O outro episódio que impactou o mundo político foi a operação da Polícia Federal, autorizada pelo ministro do STF André Mendonça, que realizou buscas e apreensões em endereços do senador Ciro Nogueira (PI), presidente nacional do PP e ex-ministro da Casa Civil do governo Jair Bolsonaro. Sobre essa ação, a estratégia da oposição é tentar descolar a campanha do senador Flávio Bolsonaro (PL-RJ), pré-candidato a presidente, do aliado Nogueira.
A maior dificuldade para dissociar os dois senadores decorre da forte relação política do presidente do PP com a família Bolsonaro. Essa proximidade foi explicitada em fevereiro pelo presidente do PL, Valdemar Costa Neto, ao dizer que Nogueira seria o “vice dos sonhos” de Flávio.
Muitas lideranças da oposição evitaram se posicionar publicamente sobre a operação da PF. Nos bastidores, os primeiros movimentos dos oposicionistas depois da operação policial mostram que a tendência é de isolamento de Nogueira. “Ciro nunca foi um dos nossos. Ele sempre foi do governo de ocasião”, disse sob reserva um dirigente do PL, em uma clara demonstração de que o presidente do PP começou a ser tratado como carta fora do baralho no jogo da sucessão presidencial.

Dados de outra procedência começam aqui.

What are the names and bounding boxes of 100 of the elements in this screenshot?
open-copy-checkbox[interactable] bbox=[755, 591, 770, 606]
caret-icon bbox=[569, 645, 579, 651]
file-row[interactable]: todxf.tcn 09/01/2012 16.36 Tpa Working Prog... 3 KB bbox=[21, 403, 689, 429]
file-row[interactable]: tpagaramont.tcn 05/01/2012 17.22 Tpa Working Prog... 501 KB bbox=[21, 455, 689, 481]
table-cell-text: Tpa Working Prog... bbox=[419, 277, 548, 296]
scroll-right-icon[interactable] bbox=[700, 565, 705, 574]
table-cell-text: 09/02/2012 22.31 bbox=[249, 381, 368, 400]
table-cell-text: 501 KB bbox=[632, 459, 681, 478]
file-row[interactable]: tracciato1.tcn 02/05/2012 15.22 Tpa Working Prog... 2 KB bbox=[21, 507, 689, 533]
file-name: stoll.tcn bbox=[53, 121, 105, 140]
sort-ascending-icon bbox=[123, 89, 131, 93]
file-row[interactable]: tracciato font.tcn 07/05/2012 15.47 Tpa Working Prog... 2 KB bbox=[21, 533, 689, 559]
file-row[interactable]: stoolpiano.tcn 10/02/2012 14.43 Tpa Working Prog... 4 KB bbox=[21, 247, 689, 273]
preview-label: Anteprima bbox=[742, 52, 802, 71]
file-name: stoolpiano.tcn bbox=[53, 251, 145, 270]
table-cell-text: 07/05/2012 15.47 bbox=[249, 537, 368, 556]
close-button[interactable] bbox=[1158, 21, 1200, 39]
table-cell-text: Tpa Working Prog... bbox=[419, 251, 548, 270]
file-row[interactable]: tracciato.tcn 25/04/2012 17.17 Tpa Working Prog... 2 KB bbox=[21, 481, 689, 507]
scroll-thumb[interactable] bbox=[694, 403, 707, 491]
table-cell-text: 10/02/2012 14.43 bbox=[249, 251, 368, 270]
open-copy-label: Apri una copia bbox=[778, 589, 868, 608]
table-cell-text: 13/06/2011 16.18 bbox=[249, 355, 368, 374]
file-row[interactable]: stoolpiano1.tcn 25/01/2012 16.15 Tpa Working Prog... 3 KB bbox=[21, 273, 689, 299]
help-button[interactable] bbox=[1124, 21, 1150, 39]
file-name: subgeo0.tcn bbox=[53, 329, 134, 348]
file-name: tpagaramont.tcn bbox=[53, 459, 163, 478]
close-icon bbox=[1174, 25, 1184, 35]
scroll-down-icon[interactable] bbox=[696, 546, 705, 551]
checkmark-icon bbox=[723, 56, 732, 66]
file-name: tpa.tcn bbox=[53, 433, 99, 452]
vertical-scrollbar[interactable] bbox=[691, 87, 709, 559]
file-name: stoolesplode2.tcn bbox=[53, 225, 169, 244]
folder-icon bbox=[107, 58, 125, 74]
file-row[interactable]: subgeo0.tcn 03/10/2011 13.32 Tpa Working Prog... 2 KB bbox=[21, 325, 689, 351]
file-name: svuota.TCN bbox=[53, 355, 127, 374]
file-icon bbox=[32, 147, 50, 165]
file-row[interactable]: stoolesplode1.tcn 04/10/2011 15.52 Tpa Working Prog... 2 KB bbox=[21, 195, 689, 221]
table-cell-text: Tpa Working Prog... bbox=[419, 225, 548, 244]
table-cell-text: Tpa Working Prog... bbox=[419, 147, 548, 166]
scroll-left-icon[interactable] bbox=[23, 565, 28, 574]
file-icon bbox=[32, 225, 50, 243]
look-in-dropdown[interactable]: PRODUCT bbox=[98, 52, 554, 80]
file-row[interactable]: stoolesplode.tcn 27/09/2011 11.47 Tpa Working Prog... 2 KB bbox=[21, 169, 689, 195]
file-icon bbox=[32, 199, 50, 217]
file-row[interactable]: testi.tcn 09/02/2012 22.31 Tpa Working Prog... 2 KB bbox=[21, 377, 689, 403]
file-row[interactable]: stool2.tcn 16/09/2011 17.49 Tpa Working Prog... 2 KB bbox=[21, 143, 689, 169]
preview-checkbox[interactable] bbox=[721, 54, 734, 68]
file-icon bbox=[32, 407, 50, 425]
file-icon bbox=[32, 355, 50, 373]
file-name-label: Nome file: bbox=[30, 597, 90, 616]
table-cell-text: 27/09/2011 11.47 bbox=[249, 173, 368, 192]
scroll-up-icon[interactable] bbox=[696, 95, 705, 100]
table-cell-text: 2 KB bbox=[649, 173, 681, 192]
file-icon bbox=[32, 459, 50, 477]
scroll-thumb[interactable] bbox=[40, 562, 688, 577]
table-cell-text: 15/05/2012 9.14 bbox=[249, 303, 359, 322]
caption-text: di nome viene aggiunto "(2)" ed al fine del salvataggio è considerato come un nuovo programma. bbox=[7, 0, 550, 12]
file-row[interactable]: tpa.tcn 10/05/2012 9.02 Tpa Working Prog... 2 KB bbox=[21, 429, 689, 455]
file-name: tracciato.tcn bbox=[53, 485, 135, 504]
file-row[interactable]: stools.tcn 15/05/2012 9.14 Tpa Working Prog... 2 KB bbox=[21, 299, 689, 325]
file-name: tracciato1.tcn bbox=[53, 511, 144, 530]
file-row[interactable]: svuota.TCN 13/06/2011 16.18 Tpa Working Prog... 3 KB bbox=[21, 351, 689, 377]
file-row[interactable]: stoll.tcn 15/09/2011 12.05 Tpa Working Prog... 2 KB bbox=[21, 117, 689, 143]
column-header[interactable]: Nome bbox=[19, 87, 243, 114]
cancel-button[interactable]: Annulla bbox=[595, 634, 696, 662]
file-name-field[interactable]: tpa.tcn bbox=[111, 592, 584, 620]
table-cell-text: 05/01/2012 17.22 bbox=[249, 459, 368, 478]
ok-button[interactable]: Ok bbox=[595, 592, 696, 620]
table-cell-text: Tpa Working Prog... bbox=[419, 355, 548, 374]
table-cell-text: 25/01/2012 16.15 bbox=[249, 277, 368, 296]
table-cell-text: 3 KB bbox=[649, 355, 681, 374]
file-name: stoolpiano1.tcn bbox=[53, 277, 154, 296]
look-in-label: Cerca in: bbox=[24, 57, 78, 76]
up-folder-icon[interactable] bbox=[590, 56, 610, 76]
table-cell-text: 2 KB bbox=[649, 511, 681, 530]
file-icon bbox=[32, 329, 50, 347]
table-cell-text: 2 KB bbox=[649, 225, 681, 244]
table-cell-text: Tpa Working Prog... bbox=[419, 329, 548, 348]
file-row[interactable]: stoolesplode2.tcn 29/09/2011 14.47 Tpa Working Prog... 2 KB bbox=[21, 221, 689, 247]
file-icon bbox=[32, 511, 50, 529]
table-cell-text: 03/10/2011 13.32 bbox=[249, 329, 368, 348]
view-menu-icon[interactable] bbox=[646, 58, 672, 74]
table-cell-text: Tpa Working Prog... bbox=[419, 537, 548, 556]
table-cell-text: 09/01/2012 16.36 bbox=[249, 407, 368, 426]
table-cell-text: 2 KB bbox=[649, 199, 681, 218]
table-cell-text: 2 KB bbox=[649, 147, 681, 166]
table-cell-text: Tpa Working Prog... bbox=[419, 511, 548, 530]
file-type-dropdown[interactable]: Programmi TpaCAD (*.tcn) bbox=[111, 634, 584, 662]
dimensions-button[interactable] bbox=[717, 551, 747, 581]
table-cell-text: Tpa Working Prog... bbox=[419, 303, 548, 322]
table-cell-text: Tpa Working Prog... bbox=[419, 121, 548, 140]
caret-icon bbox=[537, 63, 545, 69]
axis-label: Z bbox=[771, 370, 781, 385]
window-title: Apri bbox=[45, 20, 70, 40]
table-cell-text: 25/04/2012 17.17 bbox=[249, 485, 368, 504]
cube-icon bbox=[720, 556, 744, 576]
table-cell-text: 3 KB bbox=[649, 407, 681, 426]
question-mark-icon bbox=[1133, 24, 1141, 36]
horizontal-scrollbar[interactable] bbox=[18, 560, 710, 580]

“Que apodreça atrás das grades”
O líder da oposição no Congresso, senador Izalci Lucas (PL), se manifestou sobre as denúncias contra Nogueira. Ele também procurou reduzir o impacto da operação da PF na campanha do pré-candidato de seu partido. “Flávio não tem nada com isso. Aliás, Ciro participa de todos os governos, desde os anos da Dilma e continuou com o Temer e, depois, Bolsonaro. Não temos nada com o que nos preocupar”, afirmou Izalci em entrevista ao PlatôBR.
O deputado Cabo Gilberto (PL-PE), líder da oposição na Câmara, também buscou isolar o presidente do PP. “Ciro Nogueira nunca foi de direita, nunca foi bolsonarista. Sempre foi do Centrão fisiológico. Ele foi homem forte de Bolsonaro, mas também foi homem forte de Lula em outros governos”, disse o deputado. Nesse rumo, aliados de Flávio já postam nas redes sociais fotos de Nogueira ao lado de Lula e de Jair Bolsonaro. Em entrevista ao PlatôBR, Gilberto indicou indiferença quanto ao futuro do senador investigado pela PF. “Se ele for culpado, que apodreça atrás das grades. A gente não passa pano para quem quer que seja”, disse o líder da oposição.